Odell Beckham Jr., WR, Browns
2018 stats: 12 games, 77 receptions for 1,052 yards, six TDs; 106 passing yards, two TDs; one lost fumble
What went wrong in 2018: Beckham finished in the top 15 at his position in PPR formats, but keep in mind that he was a first-round pick for many (and his fantasy production was aided by two TD passes). He missed the final four games because of a quad injury and was traded to Cleveland in March.
What to expect in 2019: OBJ becomes Baker Mayfield's new No. 1 target and should benefit both from the QB change and joining a Browns offense that has other weapons that defenses will have to account for. If you want Beckham, you will probably have to take him in the first round again.

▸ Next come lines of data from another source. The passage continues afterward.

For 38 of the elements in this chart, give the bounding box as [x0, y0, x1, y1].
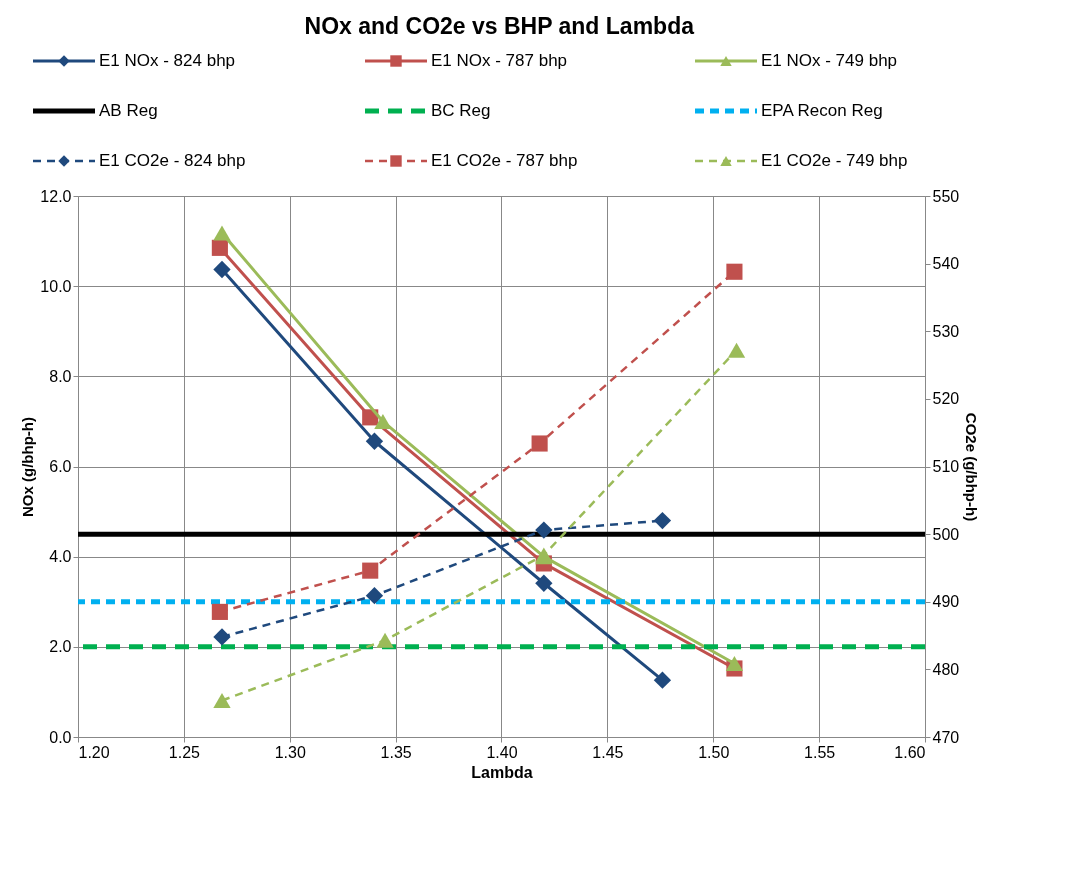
y-tick-label: 12.0 [40, 187, 72, 205]
y2-axis-title: CO2e (g/bhp-h) [963, 412, 981, 522]
x-tick-label: 1.40 [486, 743, 518, 761]
legend-label: E1 CO2e - 787 bhp [431, 151, 578, 170]
legend-label: BC Reg [431, 101, 491, 120]
legend-label: E1 NOx - 824 bhp [99, 51, 236, 70]
y2-tick-label: 520 [932, 390, 960, 408]
x-tick-label: 1.20 [78, 743, 110, 761]
legend-label: E1 NOx - 787 bhp [431, 51, 568, 70]
y2-tick-label: 530 [932, 322, 960, 340]
y-axis-title: NOx (g/bhp-h) [19, 417, 37, 517]
legend-label: E1 CO2e - 749 bhp [761, 151, 908, 170]
chart-title: NOx and CO2e vs BHP and Lambda [304, 12, 695, 39]
y2-tick-label: 480 [932, 660, 960, 678]
y-tick-label: 10.0 [40, 277, 72, 295]
y2-tick-label: 490 [932, 593, 960, 611]
y-tick-label: 8.0 [49, 367, 72, 385]
y-tick-label: 6.0 [49, 458, 72, 475]
x-tick-label: 1.45 [592, 743, 624, 761]
x-tick-label: 1.35 [380, 743, 412, 761]
y2-tick-label: 550 [932, 187, 960, 205]
y2-tick-label: 540 [932, 255, 960, 273]
y-tick-label: 4.0 [49, 548, 72, 566]
y2-tick-label: 470 [932, 728, 960, 746]
legend-label: E1 NOx - 749 bhp [761, 51, 898, 70]
legend-label: AB Reg [99, 101, 158, 120]
x-tick-label: 1.60 [894, 743, 926, 761]
x-tick-label: 1.25 [168, 743, 201, 761]
y-tick-label: 0.0 [49, 728, 72, 746]
x-tick-label: 1.50 [698, 743, 730, 761]
y2-tick-label: 510 [932, 458, 960, 475]
x-tick-label: 1.30 [274, 743, 306, 761]
legend-label: EPA Recon Reg [761, 101, 883, 120]
x-axis-title: Lambda [471, 763, 533, 781]
legend-label: E1 CO2e - 824 bhp [99, 151, 246, 170]
y2-tick-label: 500 [932, 525, 960, 543]
y-tick-label: 2.0 [49, 638, 72, 656]
x-tick-label: 1.55 [804, 743, 836, 761]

(Photo by Matt Starkey, courtesy of www.clevelandbrowns.com)
Allen Robinson, WR, Bears
2018 stats: 13 games, 55 receptions for 754 yards, four TDs; one lost fumble
What went wrong in 2018: Those expecting Robinson to make a big splash in his first season in Chicago were sorely disappointed. Drafted as a solid WR2, he barely finished in the top 50. He missed three games due to injuries and produced just one 100-yard effort and four TDs.
What to expect in 2019: Robinson is still a very good wide receiver, but he should be treated more as a low-end WR2/safe WR3 in fantasy. Mitchell Trubisky is still developing as a quarterback and doesn't lack for options to throw to. Lower your expectations slightly when considering taking Robinson, and then you can be pleasantly surprised if he exceeds them.
(Photo by Stephen Carrera, courtesy of www.chicagobears.com)
Jimmy Graham, TE, Packers
2018 stats: 16 games, 55 receptions for 636 yards, two TDs
What went wrong in 2018: He was the fourth tight end off the board in most drafts, but the fantasy magic that many were projecting from an Aaron Rodgers-Graham pairing just never materialized. Graham never really emerged as a red zone threat as his touchdowns dropped from 10 in 2017 (in Seattle) to just two.
What to expect in 2019: Graham is still a part of the Packers' game plan, but there's a new coaching staff in place, and Green Bay drafted Texas A&M All-American Jace Sternberger in the third round. Graham is looking more like a TE2 this year.